President Trump might have been able to get away with redirecting funds for a border wall, but this was based on a technicality of semantics WRT appropriated funds. He still might have lost that battle in the long run. On the other hand, if Congress approves funding for the World Health Organization, the president does not have the authority to divert such spending. It may have taken some time, but the judicial system would have ruled against Trump eventually. Regardless, Joe Biden won the election and reversed Trump's withdrawal from WHO on January 20th, 2021, the day that he was inaugurated [click here]. But if the election had gone the other way, WHO would not have permanently lost its funding, and Trump would have been able to maintain his reputation by criticizing the courts.
Donald Trump's image as an anti-establishment, rightwing populist and his controversial statements have contributed to the dichotomy of beliefs in the US and around the world. This is true for most hot button topics but especially so for the Covid-19 pandemic, which is probably the only event in recorded history that became politicized before it was even known to have been eventful. Does Trump really oppose the so-called establishment, or is it just an act to hinder critical thinking and the favorability of certain ideas? For more information on this subject, please read the supplemental article, "Should Donald Trump's Persona be Taken at Face Value?" [click here].

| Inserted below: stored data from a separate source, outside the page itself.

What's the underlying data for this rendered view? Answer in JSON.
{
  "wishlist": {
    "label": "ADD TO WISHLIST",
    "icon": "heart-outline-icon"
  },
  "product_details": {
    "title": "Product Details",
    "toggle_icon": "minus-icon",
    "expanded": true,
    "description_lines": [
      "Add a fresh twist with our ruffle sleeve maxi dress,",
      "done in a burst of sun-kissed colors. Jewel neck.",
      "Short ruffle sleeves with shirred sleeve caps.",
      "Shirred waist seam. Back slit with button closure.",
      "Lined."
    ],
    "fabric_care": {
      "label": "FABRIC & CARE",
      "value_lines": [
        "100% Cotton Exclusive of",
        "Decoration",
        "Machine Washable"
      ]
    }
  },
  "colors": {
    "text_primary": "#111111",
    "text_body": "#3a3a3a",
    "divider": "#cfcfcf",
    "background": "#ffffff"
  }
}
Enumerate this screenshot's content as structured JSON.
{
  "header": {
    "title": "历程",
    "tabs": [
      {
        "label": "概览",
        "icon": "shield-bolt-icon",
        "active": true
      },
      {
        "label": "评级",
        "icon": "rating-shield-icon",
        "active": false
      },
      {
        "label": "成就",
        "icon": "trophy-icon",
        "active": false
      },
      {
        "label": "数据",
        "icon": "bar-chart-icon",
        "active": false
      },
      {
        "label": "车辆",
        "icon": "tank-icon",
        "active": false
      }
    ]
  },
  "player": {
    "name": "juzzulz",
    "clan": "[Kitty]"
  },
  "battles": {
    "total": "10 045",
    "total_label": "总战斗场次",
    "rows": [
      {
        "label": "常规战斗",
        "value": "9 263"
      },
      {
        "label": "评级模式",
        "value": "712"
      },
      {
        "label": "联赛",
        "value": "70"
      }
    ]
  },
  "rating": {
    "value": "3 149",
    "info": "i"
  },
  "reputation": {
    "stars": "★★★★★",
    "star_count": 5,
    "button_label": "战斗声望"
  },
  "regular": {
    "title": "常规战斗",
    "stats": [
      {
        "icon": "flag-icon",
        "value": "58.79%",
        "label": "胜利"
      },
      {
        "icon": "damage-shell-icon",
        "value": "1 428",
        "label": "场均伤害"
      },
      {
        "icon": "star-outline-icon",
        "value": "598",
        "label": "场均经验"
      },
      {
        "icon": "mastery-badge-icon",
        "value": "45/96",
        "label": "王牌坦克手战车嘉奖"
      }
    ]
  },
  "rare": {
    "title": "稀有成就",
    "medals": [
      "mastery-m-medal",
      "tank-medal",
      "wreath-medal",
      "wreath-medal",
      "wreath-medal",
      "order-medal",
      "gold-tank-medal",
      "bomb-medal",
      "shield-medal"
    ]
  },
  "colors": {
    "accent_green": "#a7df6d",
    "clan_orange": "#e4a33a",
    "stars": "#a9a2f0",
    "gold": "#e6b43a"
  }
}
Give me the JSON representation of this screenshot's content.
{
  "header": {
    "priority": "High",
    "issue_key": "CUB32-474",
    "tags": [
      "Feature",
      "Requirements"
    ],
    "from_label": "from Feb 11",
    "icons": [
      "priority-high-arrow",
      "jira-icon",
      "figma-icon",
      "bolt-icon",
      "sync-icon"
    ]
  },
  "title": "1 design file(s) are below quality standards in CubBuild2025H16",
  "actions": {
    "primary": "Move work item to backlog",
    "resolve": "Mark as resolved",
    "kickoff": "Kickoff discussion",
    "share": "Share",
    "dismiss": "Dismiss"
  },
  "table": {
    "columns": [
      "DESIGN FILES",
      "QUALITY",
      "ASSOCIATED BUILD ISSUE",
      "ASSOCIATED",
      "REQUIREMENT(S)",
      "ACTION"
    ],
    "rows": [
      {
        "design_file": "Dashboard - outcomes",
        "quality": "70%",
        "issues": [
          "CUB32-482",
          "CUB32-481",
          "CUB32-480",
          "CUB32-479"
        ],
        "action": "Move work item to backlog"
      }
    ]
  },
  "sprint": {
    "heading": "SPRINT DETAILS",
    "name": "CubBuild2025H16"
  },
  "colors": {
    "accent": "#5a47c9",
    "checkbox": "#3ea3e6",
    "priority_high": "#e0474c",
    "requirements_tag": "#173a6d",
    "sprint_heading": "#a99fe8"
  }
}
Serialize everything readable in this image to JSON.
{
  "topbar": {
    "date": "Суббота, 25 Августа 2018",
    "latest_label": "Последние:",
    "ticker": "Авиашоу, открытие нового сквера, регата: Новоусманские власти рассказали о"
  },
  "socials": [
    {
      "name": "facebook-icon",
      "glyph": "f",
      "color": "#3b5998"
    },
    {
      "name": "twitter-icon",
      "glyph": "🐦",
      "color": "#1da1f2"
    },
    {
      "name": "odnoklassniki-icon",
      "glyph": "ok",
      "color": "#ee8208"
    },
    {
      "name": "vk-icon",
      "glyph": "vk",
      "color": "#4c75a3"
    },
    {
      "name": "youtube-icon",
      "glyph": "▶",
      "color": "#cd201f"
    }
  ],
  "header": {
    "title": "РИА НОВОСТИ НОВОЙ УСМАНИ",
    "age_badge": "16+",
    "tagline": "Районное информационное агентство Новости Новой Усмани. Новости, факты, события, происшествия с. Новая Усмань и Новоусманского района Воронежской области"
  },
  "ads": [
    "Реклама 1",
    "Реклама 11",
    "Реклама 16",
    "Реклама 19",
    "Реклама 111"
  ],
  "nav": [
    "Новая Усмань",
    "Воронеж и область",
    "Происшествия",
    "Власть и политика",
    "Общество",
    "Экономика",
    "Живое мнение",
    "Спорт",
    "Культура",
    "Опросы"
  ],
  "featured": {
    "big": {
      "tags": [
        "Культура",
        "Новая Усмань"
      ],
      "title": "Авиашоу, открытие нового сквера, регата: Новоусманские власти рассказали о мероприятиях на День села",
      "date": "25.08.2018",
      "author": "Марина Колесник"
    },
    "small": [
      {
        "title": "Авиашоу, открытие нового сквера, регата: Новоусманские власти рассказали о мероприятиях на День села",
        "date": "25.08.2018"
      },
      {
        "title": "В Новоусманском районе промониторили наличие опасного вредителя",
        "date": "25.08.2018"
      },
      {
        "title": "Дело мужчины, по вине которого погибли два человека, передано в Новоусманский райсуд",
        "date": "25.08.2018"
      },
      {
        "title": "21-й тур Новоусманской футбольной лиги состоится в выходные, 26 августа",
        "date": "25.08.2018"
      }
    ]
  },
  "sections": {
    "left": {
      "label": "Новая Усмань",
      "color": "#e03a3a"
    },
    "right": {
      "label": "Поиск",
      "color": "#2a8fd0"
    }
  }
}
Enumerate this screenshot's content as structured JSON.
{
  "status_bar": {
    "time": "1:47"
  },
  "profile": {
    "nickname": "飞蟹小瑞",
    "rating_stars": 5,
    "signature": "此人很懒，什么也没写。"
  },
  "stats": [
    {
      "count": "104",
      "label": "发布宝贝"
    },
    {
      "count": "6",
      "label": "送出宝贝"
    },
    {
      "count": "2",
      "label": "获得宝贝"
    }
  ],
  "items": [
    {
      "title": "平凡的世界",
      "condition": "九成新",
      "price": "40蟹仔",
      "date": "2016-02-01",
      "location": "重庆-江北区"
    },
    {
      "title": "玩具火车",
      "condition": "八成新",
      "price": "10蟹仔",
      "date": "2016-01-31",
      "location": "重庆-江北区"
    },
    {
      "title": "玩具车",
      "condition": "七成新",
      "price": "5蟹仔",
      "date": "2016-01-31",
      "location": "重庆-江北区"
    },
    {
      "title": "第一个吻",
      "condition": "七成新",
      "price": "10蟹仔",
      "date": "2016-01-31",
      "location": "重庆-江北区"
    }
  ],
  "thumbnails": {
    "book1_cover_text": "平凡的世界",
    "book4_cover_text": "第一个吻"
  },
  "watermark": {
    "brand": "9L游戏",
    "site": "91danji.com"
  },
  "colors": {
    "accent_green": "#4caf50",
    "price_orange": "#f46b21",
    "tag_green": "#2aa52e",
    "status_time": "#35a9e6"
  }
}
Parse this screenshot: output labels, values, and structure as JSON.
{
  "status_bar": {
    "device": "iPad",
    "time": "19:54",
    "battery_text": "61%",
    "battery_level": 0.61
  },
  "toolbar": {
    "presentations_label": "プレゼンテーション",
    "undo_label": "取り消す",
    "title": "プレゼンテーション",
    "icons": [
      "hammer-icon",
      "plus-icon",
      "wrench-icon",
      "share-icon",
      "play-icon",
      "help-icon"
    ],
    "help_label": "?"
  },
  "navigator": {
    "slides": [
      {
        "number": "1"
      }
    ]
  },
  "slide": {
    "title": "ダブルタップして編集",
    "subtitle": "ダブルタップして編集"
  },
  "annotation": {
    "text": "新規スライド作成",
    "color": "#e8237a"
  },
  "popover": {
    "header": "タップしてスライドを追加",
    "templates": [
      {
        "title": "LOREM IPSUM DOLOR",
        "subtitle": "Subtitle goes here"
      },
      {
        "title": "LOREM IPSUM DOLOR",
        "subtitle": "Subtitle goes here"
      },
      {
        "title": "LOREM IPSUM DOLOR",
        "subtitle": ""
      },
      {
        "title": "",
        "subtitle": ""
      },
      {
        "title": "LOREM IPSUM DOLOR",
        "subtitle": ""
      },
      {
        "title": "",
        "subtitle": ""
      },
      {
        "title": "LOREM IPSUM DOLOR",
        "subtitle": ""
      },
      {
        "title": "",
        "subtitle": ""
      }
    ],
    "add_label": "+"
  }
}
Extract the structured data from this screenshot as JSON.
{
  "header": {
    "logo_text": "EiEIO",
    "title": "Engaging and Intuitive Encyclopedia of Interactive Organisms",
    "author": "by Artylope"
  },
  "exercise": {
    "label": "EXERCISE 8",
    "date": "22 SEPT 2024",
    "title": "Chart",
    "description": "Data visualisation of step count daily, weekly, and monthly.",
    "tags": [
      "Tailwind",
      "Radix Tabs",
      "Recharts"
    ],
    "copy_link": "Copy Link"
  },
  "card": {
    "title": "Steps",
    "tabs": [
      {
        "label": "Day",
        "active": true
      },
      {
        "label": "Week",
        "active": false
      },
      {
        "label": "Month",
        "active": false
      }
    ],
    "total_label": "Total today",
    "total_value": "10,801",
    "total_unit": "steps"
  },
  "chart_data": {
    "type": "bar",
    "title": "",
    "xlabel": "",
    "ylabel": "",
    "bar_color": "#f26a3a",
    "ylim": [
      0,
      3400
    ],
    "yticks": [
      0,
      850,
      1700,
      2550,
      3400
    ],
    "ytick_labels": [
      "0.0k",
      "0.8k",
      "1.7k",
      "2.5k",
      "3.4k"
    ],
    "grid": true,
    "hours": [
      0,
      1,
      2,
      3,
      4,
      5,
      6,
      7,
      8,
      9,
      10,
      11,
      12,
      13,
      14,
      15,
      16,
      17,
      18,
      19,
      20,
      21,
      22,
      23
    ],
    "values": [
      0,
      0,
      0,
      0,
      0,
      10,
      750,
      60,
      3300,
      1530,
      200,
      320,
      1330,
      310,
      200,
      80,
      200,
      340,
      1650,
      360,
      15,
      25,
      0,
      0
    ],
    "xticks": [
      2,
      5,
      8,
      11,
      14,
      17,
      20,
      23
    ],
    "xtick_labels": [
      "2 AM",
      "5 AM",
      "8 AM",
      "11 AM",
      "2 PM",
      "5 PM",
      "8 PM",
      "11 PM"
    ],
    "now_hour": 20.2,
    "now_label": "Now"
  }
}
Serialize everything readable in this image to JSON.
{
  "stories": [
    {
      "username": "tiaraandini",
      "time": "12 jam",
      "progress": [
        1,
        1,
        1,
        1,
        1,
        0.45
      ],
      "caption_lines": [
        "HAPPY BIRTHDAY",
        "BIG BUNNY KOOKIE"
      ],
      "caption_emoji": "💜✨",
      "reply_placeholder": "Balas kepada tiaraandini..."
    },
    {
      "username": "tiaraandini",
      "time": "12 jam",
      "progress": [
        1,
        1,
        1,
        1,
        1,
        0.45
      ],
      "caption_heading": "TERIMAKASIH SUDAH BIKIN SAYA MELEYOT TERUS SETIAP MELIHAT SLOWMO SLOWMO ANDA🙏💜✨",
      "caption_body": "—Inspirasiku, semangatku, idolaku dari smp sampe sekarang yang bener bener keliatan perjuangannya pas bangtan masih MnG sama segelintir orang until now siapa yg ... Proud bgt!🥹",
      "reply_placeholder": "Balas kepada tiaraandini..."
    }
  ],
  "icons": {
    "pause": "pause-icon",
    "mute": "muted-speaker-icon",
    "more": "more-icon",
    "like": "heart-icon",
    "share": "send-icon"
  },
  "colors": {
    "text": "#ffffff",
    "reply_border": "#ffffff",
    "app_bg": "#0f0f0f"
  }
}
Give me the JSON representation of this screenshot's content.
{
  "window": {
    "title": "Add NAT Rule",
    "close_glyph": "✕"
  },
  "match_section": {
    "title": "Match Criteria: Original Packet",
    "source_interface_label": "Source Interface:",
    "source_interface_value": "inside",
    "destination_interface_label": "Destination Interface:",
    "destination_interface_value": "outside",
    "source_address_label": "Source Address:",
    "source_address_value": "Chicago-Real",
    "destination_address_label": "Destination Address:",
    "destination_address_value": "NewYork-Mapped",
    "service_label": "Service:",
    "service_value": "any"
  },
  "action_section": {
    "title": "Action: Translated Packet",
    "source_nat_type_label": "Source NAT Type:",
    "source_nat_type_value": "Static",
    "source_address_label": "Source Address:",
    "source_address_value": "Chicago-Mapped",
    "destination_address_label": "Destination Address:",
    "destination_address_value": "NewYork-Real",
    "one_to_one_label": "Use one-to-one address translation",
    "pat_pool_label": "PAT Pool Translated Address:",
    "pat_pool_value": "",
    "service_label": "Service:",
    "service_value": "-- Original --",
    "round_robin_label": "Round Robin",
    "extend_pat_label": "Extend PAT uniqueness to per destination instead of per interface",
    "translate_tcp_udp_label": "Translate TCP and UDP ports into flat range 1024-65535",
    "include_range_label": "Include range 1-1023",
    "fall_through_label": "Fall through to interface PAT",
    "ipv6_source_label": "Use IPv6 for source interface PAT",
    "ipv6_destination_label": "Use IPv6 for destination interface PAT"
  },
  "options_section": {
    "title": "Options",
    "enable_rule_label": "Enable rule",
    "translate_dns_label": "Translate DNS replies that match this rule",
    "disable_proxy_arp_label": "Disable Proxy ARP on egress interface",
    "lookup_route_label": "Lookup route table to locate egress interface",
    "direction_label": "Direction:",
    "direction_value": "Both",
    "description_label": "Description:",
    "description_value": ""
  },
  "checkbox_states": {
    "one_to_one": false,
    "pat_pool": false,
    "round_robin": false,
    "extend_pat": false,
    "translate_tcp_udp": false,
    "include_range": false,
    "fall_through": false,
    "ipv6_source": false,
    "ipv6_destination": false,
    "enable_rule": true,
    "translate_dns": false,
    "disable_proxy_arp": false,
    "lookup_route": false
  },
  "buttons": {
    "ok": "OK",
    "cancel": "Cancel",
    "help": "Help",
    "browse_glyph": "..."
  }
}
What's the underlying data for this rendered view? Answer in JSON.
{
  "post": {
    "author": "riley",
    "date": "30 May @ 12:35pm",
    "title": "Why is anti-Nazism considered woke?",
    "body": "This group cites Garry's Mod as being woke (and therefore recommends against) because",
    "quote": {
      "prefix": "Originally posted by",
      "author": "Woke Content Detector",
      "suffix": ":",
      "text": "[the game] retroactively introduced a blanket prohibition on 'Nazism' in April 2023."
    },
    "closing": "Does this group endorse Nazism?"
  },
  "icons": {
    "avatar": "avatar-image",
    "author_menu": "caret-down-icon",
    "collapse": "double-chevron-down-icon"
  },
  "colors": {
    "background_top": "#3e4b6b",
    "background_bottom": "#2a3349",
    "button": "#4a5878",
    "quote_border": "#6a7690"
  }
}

Ironically, "the science," with its dogmatic approach, has contributed to the public distrust of actual science, namely vaccination. This can also lead to the denial of other well established scientific theories like climate change. Dr Martin Kulldorff, one of the three authors of the Great Barrington Declaration [click here], believes the people who are urging vaccine mandates "have done much more damage during this one year than the anti-vaxxers have done in two decades."
Update: another article in this series (Get the Shot... click here) states, "The 'self-proclaimed inventor' of the mRNA vaccine is being accused of spreading misinformation about vaccines. But is it really misinformation? While Dr Malone may have overstated his expertise, an article in the Atlantic entitled 'The Vaccine Scientist Spreading Vaccine Misinformation' [click here] insinuates the doctor based his assessment 'on a botched sentence in a USA Today article, ONE THAT WAS LATER DELETED.'"
Meryl Nass replied to my email, and she had the following to say:
"Malone however is a good guy, did invent mRNA as a vaccine, and is wicked smart"
My sincerest apologies to Dr Robert Malone. I should not have disparaged you with such implications, parroting the disinformation that I was trying to deconstruct (MAY HAVE OVERSTATED HIS EXPERTISE). Not that it excuses my false statement, but that's how effective the manipulation is. I was actively trying to distinguish fact from innuendo, and it still got me.
Thank you, Meryl, for setting the record straight, on so many levels.